Let it be at once understood that the strictures upon socialism and syndicalism embodied in the Pastorals leave us unmoved. As complete systems of thought these two principles do not exist, whatever some extremists may say or imagine. As lines of action they do exist, and their influence is wholly beneficial. It is only when taken as offering a completely worked-out system of thought capable of dictating human conduct in all possible phases, and hence governing human morals accordingly, that either of them came under the strictures of theologians with any degree of justification. But in their present stage in the labour movement, viz., as indicating lines of activity in the industrial and political world—the only stage in which they are ever likely to be popular or useful in Ireland—the most consistent socialist or syndicalist may be as Catholic as the Pope if he is so minded.
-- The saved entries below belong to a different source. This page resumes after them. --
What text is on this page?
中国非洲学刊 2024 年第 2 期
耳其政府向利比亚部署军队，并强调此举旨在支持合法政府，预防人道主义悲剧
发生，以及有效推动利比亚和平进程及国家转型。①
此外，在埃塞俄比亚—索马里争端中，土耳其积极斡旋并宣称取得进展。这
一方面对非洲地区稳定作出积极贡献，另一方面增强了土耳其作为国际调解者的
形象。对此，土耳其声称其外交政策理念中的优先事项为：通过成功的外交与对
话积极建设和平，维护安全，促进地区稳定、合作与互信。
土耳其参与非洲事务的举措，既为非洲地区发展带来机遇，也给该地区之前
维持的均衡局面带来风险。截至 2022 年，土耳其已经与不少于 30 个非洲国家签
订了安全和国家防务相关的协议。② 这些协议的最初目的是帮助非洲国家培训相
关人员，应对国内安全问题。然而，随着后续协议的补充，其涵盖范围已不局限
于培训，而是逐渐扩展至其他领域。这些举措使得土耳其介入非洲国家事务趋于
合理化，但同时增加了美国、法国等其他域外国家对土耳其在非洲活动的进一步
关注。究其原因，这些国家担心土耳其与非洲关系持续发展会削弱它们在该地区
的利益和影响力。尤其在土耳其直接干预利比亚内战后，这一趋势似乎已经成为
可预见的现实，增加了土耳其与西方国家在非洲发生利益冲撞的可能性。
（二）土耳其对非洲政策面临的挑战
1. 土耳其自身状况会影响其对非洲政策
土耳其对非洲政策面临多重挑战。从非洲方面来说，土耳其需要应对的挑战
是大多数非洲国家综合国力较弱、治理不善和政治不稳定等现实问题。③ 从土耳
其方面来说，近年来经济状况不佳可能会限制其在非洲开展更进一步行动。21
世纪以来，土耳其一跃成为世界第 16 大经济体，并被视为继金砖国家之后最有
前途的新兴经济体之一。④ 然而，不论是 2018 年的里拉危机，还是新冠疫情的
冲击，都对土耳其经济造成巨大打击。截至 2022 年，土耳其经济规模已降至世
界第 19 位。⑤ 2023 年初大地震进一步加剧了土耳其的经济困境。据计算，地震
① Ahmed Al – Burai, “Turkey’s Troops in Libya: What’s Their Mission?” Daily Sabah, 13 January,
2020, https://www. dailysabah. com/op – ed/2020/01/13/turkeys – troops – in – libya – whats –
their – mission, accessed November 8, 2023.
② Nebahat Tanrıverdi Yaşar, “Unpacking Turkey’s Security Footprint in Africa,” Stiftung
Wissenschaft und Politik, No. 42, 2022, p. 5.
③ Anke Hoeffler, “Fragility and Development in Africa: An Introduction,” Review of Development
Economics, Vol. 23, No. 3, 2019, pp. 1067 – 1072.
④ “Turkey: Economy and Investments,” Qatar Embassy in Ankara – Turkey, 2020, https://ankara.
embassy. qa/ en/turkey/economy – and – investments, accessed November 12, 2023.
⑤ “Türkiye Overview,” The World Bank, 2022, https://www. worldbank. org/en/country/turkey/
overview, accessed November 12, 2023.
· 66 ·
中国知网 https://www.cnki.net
And it may help the learned authors of the Lenten Pastoral to a becoming frame of mind that the recent exposure of the


soul-corrupting and murderous tenements in which this capitalistic system condemned so many thousands of their and our co-religionists to rot and suffer and die was not due to any crusading against slums or the things that make for and maintain slums on the part of either Hierarchy or of the parochial clergy, but was solely due to the fierce revolt of the victims, and the reckless campaigning of their leaders. If and when a purified Dublin arises, with clean streets, healthy homes and happy citizens, it will surely be remembered that whatever its foundations may be in lime, mortar or brick, its real foundations were the hunger, suffering and martyrdom even unto death of the working class men, women and girls of Dublin; that their hunger, suffering and martyrdom by challenging the conscience of the civilised world laid the foundation of that sweeter, happier city of which we and Ireland shall yet be proud.20


  • Irish Worker , February 28, 1914.